To give a positive drive, further movement of the gear lever enables the coupling to override several springs loaded balls and the coupling engages with the dogs on the ride of the pinion.
Since both pinion and synchromesh units are moving at the same speed, this engagement is necessary before engaging the dog teeth so that the cones have a chance to bring the synchronizer and pinion to the same speed.
#4. Epicyclic Gearbox.
In ordinary gearing, the axes of the various gears are fixed, the motion of the gears being simply rotations about their axes. In epicyclic gearing, at least one gear not only rotates, about its own axis but also rotates bodily about some other axis.
These types of gearbox are the most widely used automatic transmission system. In an automatic transmission system, there is only an accelerator and brake are provided. So there will not be any clutch pedal or gear lever available on the vehicle.
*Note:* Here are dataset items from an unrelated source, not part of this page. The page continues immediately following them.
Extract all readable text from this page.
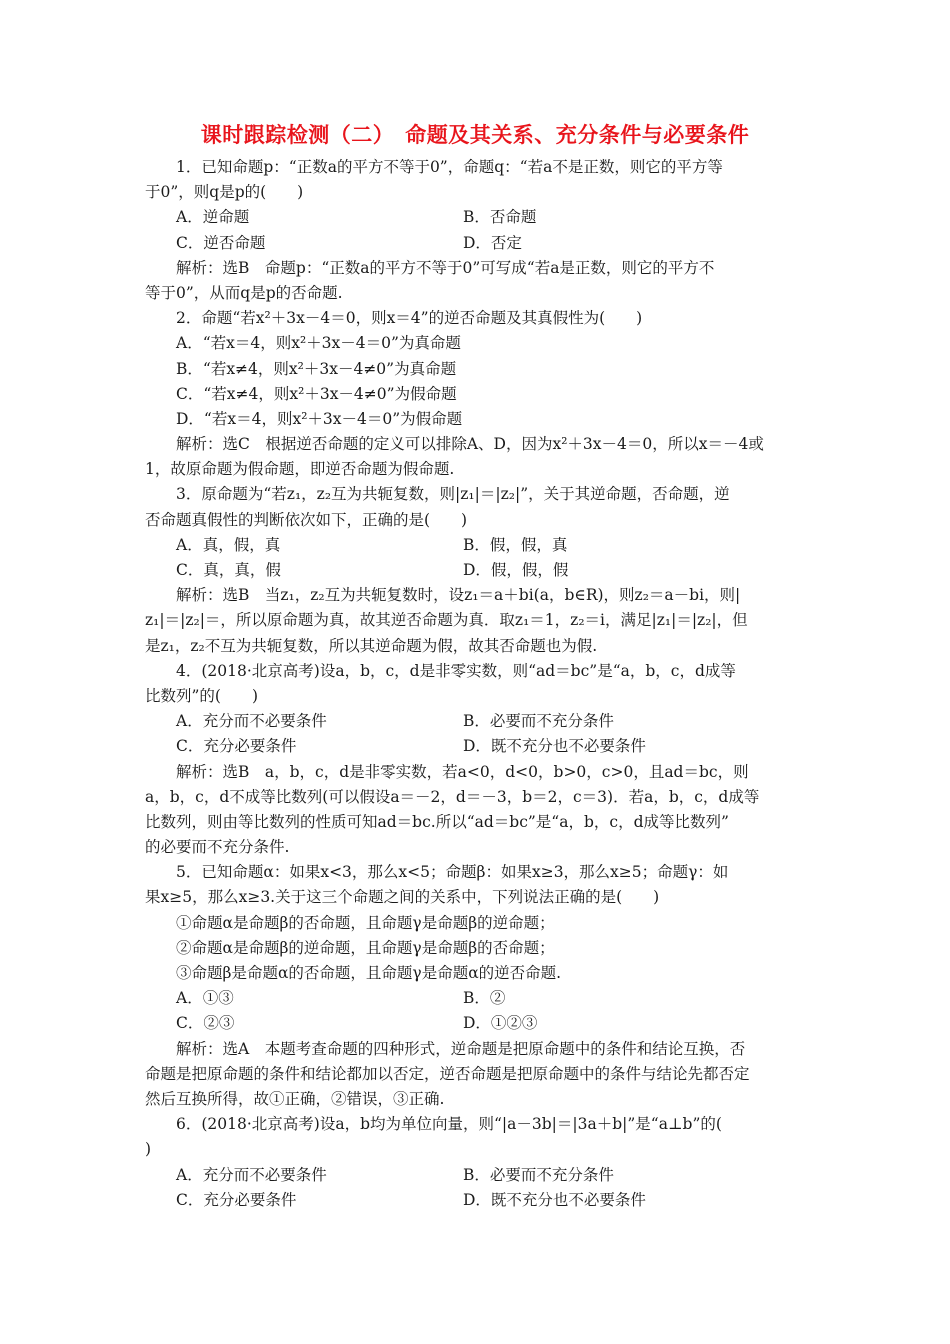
课时跟踪检测（二）　命题及其关系、充分条件与必要条件
1．已知命题p：“正数a的平方不等于0”，命题q：“若a不是正数，则它的平方等
于0”，则q是p的(　　)
A．逆命题	B．否命题
C．逆否命题	D．否定
解析：选B　命题p：“正数a的平方不等于0”可写成“若a是正数，则它的平方不
等于0”，从而q是p的否命题.
2．命题“若x²＋3x－4＝0，则x＝4”的逆否命题及其真假性为(　　)
A．“若x＝4，则x²＋3x－4＝0”为真命题
B．“若x≠4，则x²＋3x－4≠0”为真命题
C．“若x≠4，则x²＋3x－4≠0”为假命题
D．“若x＝4，则x²＋3x－4＝0”为假命题
解析：选C　根据逆否命题的定义可以排除A、D，因为x²＋3x－4＝0，所以x＝－4或
1，故原命题为假命题，即逆否命题为假命题.
3．原命题为“若z₁，z₂互为共轭复数，则|z₁|＝|z₂|”，关于其逆命题，否命题，逆
否命题真假性的判断依次如下，正确的是(　　)
A．真，假，真	B．假，假，真
C．真，真，假	D．假，假，假
解析：选B　当z₁，z₂互为共轭复数时，设z₁＝a＋bi(a，b∈R)，则z₂＝a－bi，则|
z₁|＝|z₂|＝，所以原命题为真，故其逆否命题为真．取z₁＝1，z₂＝i，满足|z₁|＝|z₂|，但
是z₁，z₂不互为共轭复数，所以其逆命题为假，故其否命题也为假.
4．(2018·北京高考)设a，b，c，d是非零实数，则“ad＝bc”是“a，b，c，d成等
比数列”的(　　)
A．充分而不必要条件	B．必要而不充分条件
C．充分必要条件	D．既不充分也不必要条件
解析：选B　a，b，c，d是非零实数，若a<0，d<0，b>0，c>0，且ad＝bc，则
a，b，c，d不成等比数列(可以假设a＝－2，d＝－3，b＝2，c＝3)．若a，b，c，d成等
比数列，则由等比数列的性质可知ad＝bc.所以“ad＝bc”是“a，b，c，d成等比数列”
的必要而不充分条件.
5．已知命题α：如果x<3，那么x<5；命题β：如果x≥3，那么x≥5；命题γ：如
果x≥5，那么x≥3.关于这三个命题之间的关系中，下列说法正确的是(　　)
①命题α是命题β的否命题，且命题γ是命题β的逆命题；
②命题α是命题β的逆命题，且命题γ是命题β的否命题；
③命题β是命题α的否命题，且命题γ是命题α的逆否命题.
A．①③	B．②
C．②③	D．①②③
解析：选A　本题考查命题的四种形式，逆命题是把原命题中的条件和结论互换，否
命题是把原命题的条件和结论都加以否定，逆否命题是把原命题中的条件与结论先都否定
然后互换所得，故①正确，②错误，③正确.
6．(2018·北京高考)设a，b均为单位向量，则“|a－3b|＝|3a＋b|”是“a⊥b”的(
)
A．充分而不必要条件	B．必要而不充分条件
C．充分必要条件	D．既不充分也不必要条件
Construction of Epicyclic Gearbox
It has an epicyclic gear arrangement. As the figure shows the front view and side view of the gearbox.
This gearbox type, has three gears sun gear, planet gear, and ring gear. The sun gear is mounted on the sun gear shaft. The planet gear is mounted on the planet carrier and the ring gear is mounted on the planet carrier shaft.
The ring gear has internal gears that are meshes with planet gear to rotate with it. An epicyclic gearbox is an arrangement of locking gear.
If one gear is locked remaining two gear will be act as input and output. For example, if the sun gear is locked the ring gear and planet gear act as input and output members.
This typical arrangement will be available of locking the gear at the same time and taking the output power from anyone gear and giving the power input to any gear so such kind of arrangement will be available.
So by locking anyone’s gear, we can get a very different speed. The specialty of this particular epicyclic gearbox is we can achieve a wider variety of variations in speed.